Dec 29th, 2021
Trade Updates for Week of December 29, 2021
United States Court of International Trade
Slip Op. 21-174
Before the Court in Borusan Mannesmann Boru Sanayi ve Ticaret A.S., et. al., v. United States, et. al., Consol. Court No. 19-00056, Slip Op. 21-174 (December 28, 2021) was Plaintiffs’ challenge against Commerce’s remand determinations and resulting antidumping duty orders regarding Large Diameter Welded Pipe (“LDWP”) from Turkey. Id. at 2. American Line Pipe Producers Association (“ALPPA”) argued that Commerce erred by removing the adjustment for a particular market situation (“PMS”). Id. at 5. ALPPA asserted that “the PMS adjustment is available when the sales-below-cost test is utilized” and that the court erred in earlier decisions that held it was not available under the statute for a cost of production {“COP”) analysis. Id. Defendant-intervenor, Borusan Mannesmann Boru Sanayi ve Ticaret A.S. (“BMB”), and the government, however, requested that “the court sustain Commerce’s second remand redetermination as to the PMS adjustment”. Id. at 6. BMB requested that the court sustain the second redetermination, and it also urged the court to find in its favor regarding “outstanding issues,” including its U.S. date of sale. Id. at 8. BMB argued that Commerce failed to act on the court’s instruction to “address all open issues,” and Commerce’s characterization of the date-of-sale issue as moot was in error. Id. BMB asserted that “Commerce’s decision warranted the court holding that Commerce waived the opportunity to use any date other than the contract date, and thus, the court should rule in BMB’s favor.” Id. ALPPA asserted that “the court should not grant relief in BMB’s favor.” Id. For the following reasons, the court sustained Commerce’s second remand redetermination. Id. at 3.

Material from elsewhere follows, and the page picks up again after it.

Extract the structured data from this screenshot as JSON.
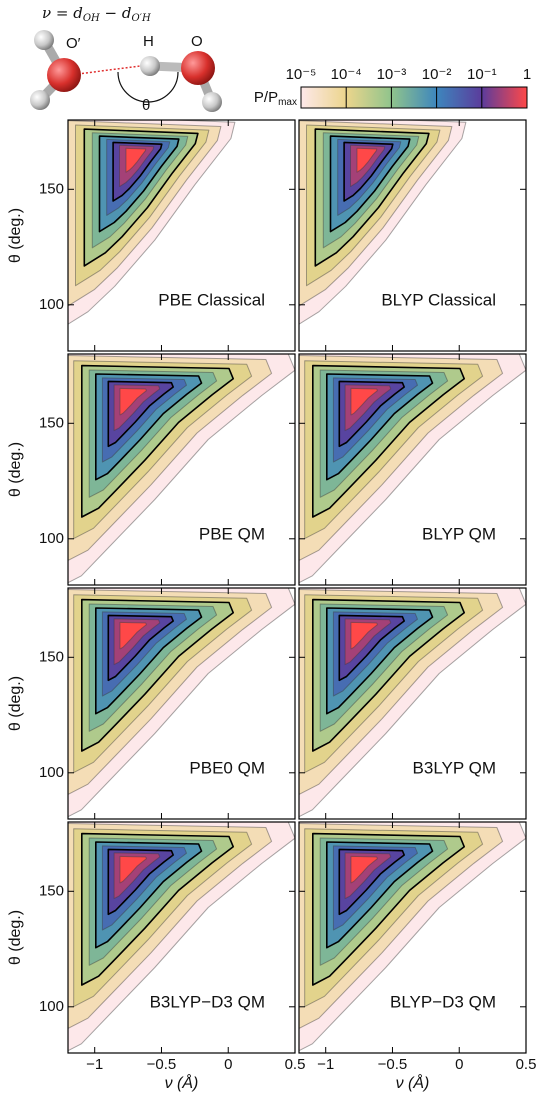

The court sustains Commerce’s results of an administrative review of an antidumping duty order unless it is “unsupported by substantial evidence on the record, or otherwise not in accordance with law[.]” 19 U.S.C. § 1516a(b)(1)(B)(i). Id. at 5. It is not necessary for Commerce to calculate an adjustment if it “would impose a needless expense and waste the agency’s time” because it would not change the ultimate rate determination. See Roses Inc. v. United States, 15 CIT 465, 471, 774 F. Supp.1376, 1381 (1991). Id. at 8. In this case, the court found that “Commerce’s removal of an adjustment for a PMS is not contrary to law”. Id. at 5. Here, the court stated that “no adjustment for a PMS is permitted for the sales-below-cost test.” Id. at 6. The court explained that it “may lack jurisdiction over the issue because ALPPA did not raise the argument on appeal when it had the opportunity to do so.” Id. at 7.
However, “[a]ssuming the court has jurisdiction over the issue, it sustains Commerce’s removal of the adjustment for a PMS.” Id. “Here, because Commerce was determining BMB’s COP for purpose of the sales-below-cost test, it was not permitted to apply the PMS adjustment.” Id. at 8. “Commerce’s determinations have rendered BMB’s estimated weighted-average dumping margin de minimis and the date-of-sale determination would not change the rate determination.” Id. Thus, the court explained that Commerce did not need to calculate an adjustment if BMB had already secured the “maximum possible relief” when the margin rate was already de minimis. Id. “Commerce correctly assumed that the court would not require useless acts.” Id. As such, the court sustained Commerce’s second remand redetermination in full. Id. at 9.